The big speed increase is due to directly calling eval
instead of search
when there is one depth left.
The time management algorithm was also improved, and Megalodon will usually not time out or think very long.
You can also set when alpha-beta values are passed, and their margin through setoption
.
Megalodon 0.2.4
This release features a hash table and searches a principal variation.
The hash algorithm currently has about 1 collision every 10000 hashes, so it is extremely unreliable. We recommend not using the hash table in this version.
To toggle hash table on and off:
setoption name UseHashTable value true
setoption name UseHashTable value false
Megalodon 0.2.3
This release features improved search and move generation.
The evaluation has been reduced to material only, and it will be developed in v0.3.x
The move generation reaches 900k nodes per second, a 20% improvement from the previous version.
Iterative Deepening has been implemented into the new search algorithm, but there are no improvements over single depth alpha-beta yet.
Megalodon 0.2.2
This release contains evaluation improvements and legal move bug fixes.
Megalodon 0.2.1
This release contains many bug fixes and evaluation improvements.
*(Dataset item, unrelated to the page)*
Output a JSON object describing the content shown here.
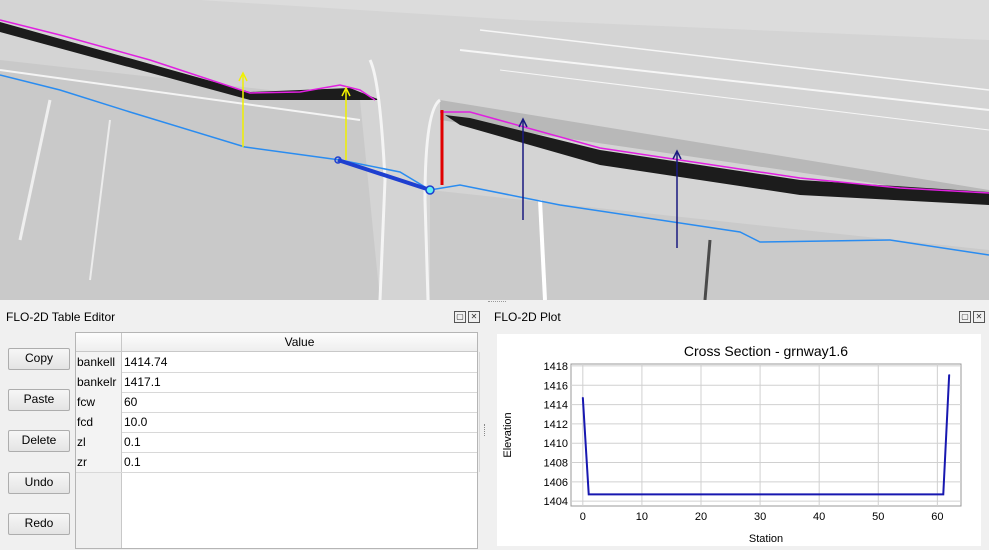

Now, Megalodon plays developing moves in the opening, and the developers estimate it plays at 900 ELO.
The NPS has dropped to 27000, but this will be improved in v0.3.x
Megalodon 0.2.0
This release features alpha-beta pruning minimax, and new evaluation functions.
In this release, the engine evaluates material, king, and pawns. Although currently it can only play as white, it plays at an estimated 800 ELO.
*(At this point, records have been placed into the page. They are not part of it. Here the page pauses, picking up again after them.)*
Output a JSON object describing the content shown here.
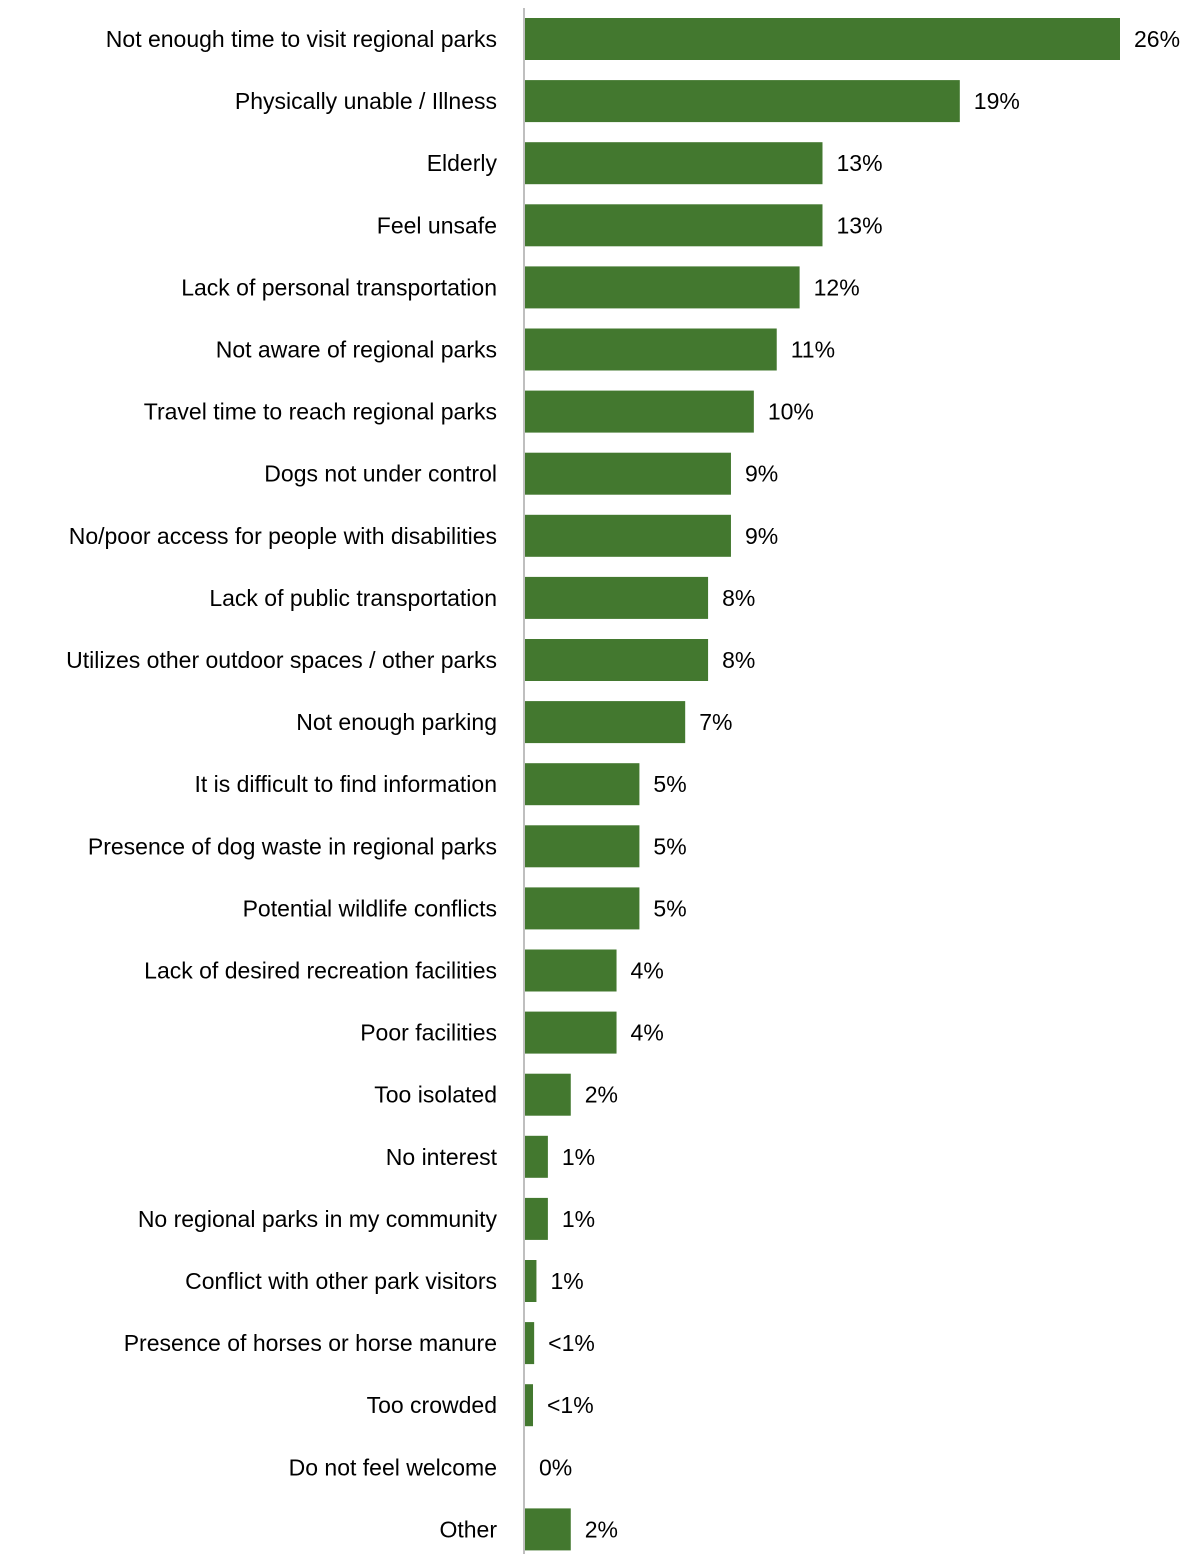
{
  "chart_data": {
    "type": "bar",
    "orientation": "horizontal",
    "title": "",
    "xlabel": "",
    "ylabel": "",
    "xlim": [
      0,
      26
    ],
    "grid": false,
    "legend": "none",
    "bar_color": "#43782f",
    "axis_color": "#bfbfbf",
    "categories": [
      "Not enough time to visit regional parks",
      "Physically unable / Illness",
      "Elderly",
      "Feel unsafe",
      "Lack of personal transportation",
      "Not aware of regional parks",
      "Travel time to reach regional parks",
      "Dogs not under control",
      "No/poor access for people with disabilities",
      "Lack of public transportation",
      "Utilizes other outdoor spaces / other parks",
      "Not enough parking",
      "It is difficult to find information",
      "Presence of dog waste in regional parks",
      "Potential wildlife conflicts",
      "Lack of desired recreation facilities",
      "Poor facilities",
      "Too isolated",
      "No interest",
      "No regional parks in my community",
      "Conflict with other park visitors",
      "Presence of horses or horse manure",
      "Too crowded",
      "Do not feel welcome",
      "Other"
    ],
    "values": [
      26,
      19,
      13,
      13,
      12,
      11,
      10,
      9,
      9,
      8,
      8,
      7,
      5,
      5,
      5,
      4,
      4,
      2,
      1,
      1,
      0.5,
      0.4,
      0.35,
      0,
      2
    ],
    "value_labels": [
      "26%",
      "19%",
      "13%",
      "13%",
      "12%",
      "11%",
      "10%",
      "9%",
      "9%",
      "8%",
      "8%",
      "7%",
      "5%",
      "5%",
      "5%",
      "4%",
      "4%",
      "2%",
      "1%",
      "1%",
      "1%",
      "<1%",
      "<1%",
      "0%",
      "2%"
    ]
  }
}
In the opening, the engine plays random moves, but in the middle game, it can see simple tactics.
Megalodon 0.1.3
There are many move generation bug fixes in this release, and the engine has almost perfect move generation.
It now also evaluates mate, but there are still some bugs.
Megalodon 0.1.2
Bit processing instructions were greatly optimized in this release.
The NPS increased from 200k to 240K.
This release also includes the Depth First Search algorithm used in versions preceding v0.1.0. You can choose what search algorithm (BFS or DFS) to use. The engine defaults to BFS, which is much faster.
Megalodon 0.1.1
This version features a new search algorithm, which is non-recursive and Breadth First.
It searches at an amazing 200,000 NPS, with a hard-coded depth of 5.
The move generation algorithm was also improved, but fails on some positions. If Megalodon thinks for a long time (more than 45 seconds) without moving, it is likely that the program has crashed.
Megalodon 0.1.0
A few hours of working after v0.1.0-alpha, v0.1.0 is out!
The move generation algorithm is almost fully working, and sometimes misses en passant moves.
It can generate moves at 550,000 NPS (without minimax or evaluation), and the final playing NPS is about 35,000.
The engine is set to run DFS search at depth 4 each move. It thinks for 5-15 seconds.
The next releases (v0.1.x) will be focused on developing the search algorithm.
Megalodon 0.1.0 Alpha
This is a pre-release to Megalodon 0.1.0, which will feature fully working bitboards!
This version does not function fully, and will likely generate illegal moves.
Megalodon 0.0.3
This release features improved board algorithms, which increase it’s NPS (nodes per second) from 4000 to 8000.
The depth of calculation was also adjusted to 4, and Megalodon will think for about 30 seconds per move.
After this release, the Megalodon team will work on implementing bitboards.
Megalodon 0.0.2
This release includes updated searching algorithms and bug fixes.
Megalodon 0.0.1
This is the first release of Megalodon, a UCI chess engine! It does not function fully yet.
Megalodon uses a minimax search with material and piece maps as evaluation.